THE rate of home loan ”churning” by mortgage brokers has slipped below that of the banks, suggesting that recent efforts by the big banks to rein in the brokers are working.

Mortgage brokers were criticised in recent years for pushing clients into costly refinancing of loans even when there was no net benefit. In response, many banks restructured commission payments to brokers to reduce the incentive to churn.

Brokers are estimated to account for about a quarter of the total mortgage market.

The latest data compiled by finance consultants MISC Global shows that at the end of September the rate of mortgages being refinanced with another lender accounted for 24.4 per cent of broker-originated loans. The rate of refinancing with banks was running at 35.9 per cent.

Refinancing as a percentage of total lending at the end of September was 28.5 per cent, according to Australian Bureau of Statistics data. The churn rate is also a good barometer of the health of the mortgage market as it points to the proportion of new borrowers to total loans.

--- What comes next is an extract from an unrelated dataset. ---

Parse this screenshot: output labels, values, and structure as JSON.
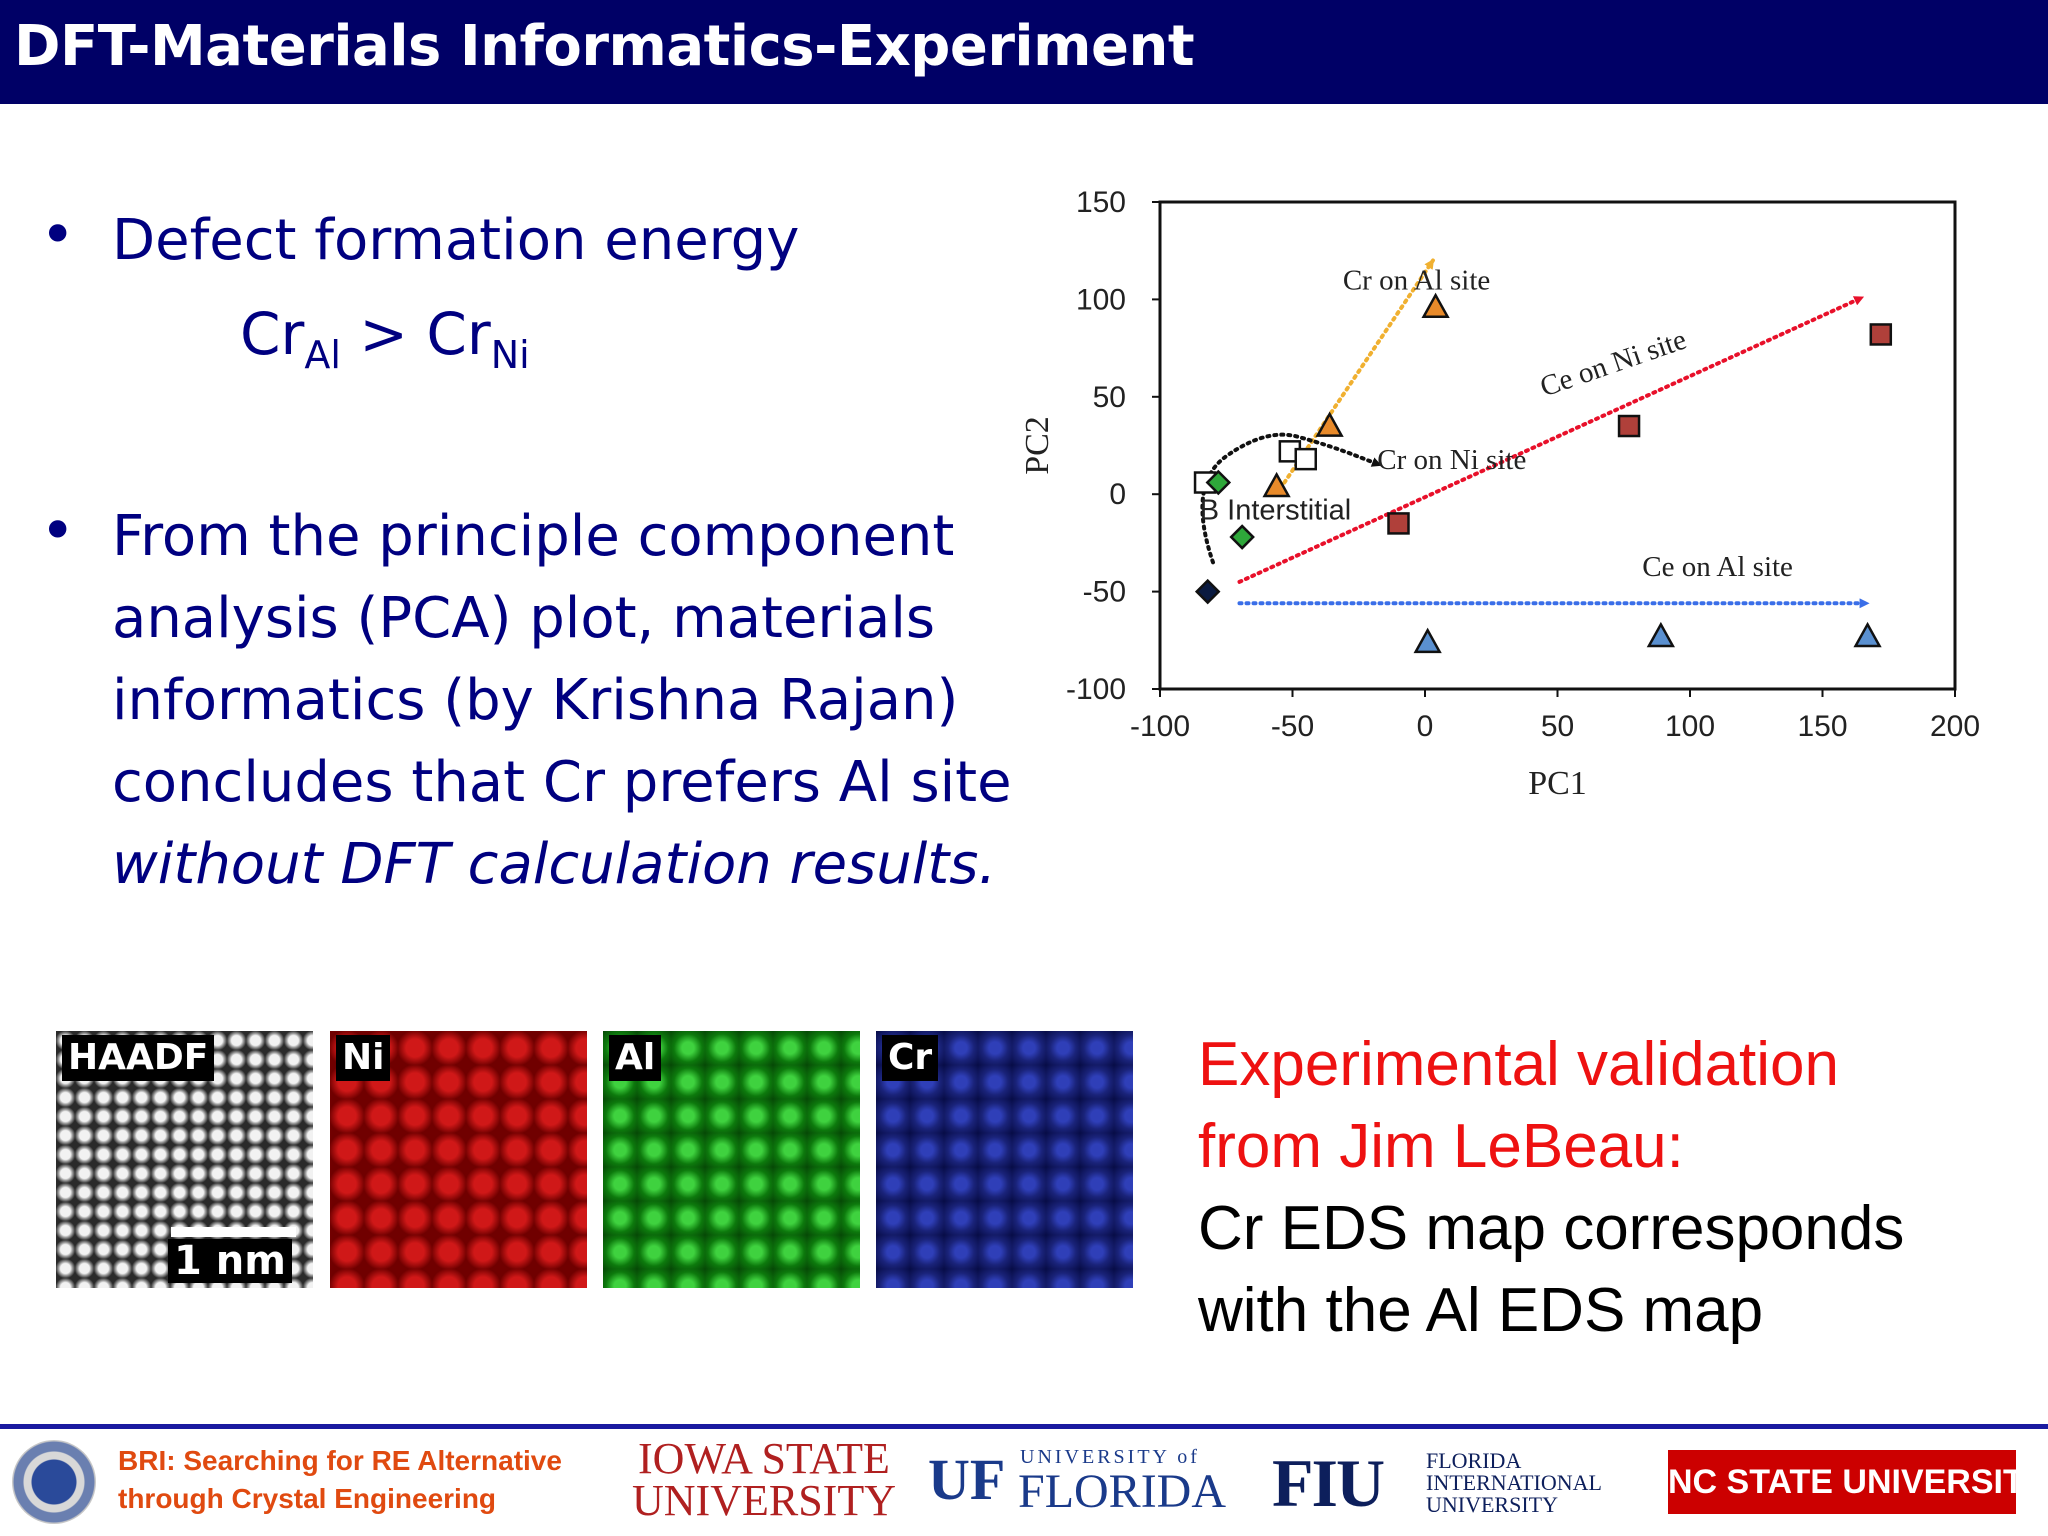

ABS home lending figures for November surprised on the upside yesterday, rising by 0.9 per cent, despite interest rates having moved higher.

Separate MISC Global data shows that the average size of loans written through mortgage brokers of more $270,600 was slightly greater than loans written directly by banks, suggesting that investors were starting to return to the housing market.

The MISC figures also suggest that banks are starting to relax standards, with many of the big players again requiring as little as 5 per cent deposit on a house.

From late 2008, banks started lifting the minimum deposit level they demanded from customers to back a loan to more than 10 per cent. Mortgages backed by a higher deposit are generally regarded as less risky.

But, according to the MISC figures, during the September quarter Westpac pulled back the minimum deposit required of new customers to 8 per cent from 13 per cent. Others, such as ANZ and Bankwest, dropped the minimum deposit for existing customers to 5 per cent.

Credit union CUA has one of the lowest minimum-deposit requirements, with new customers needing the equivalent of only 3 per cent of the house purchase price to get a loan.

MISC said signs were emerging that smaller lenders were lowering their loan-to-valuation ratio in an effort to match the big banks.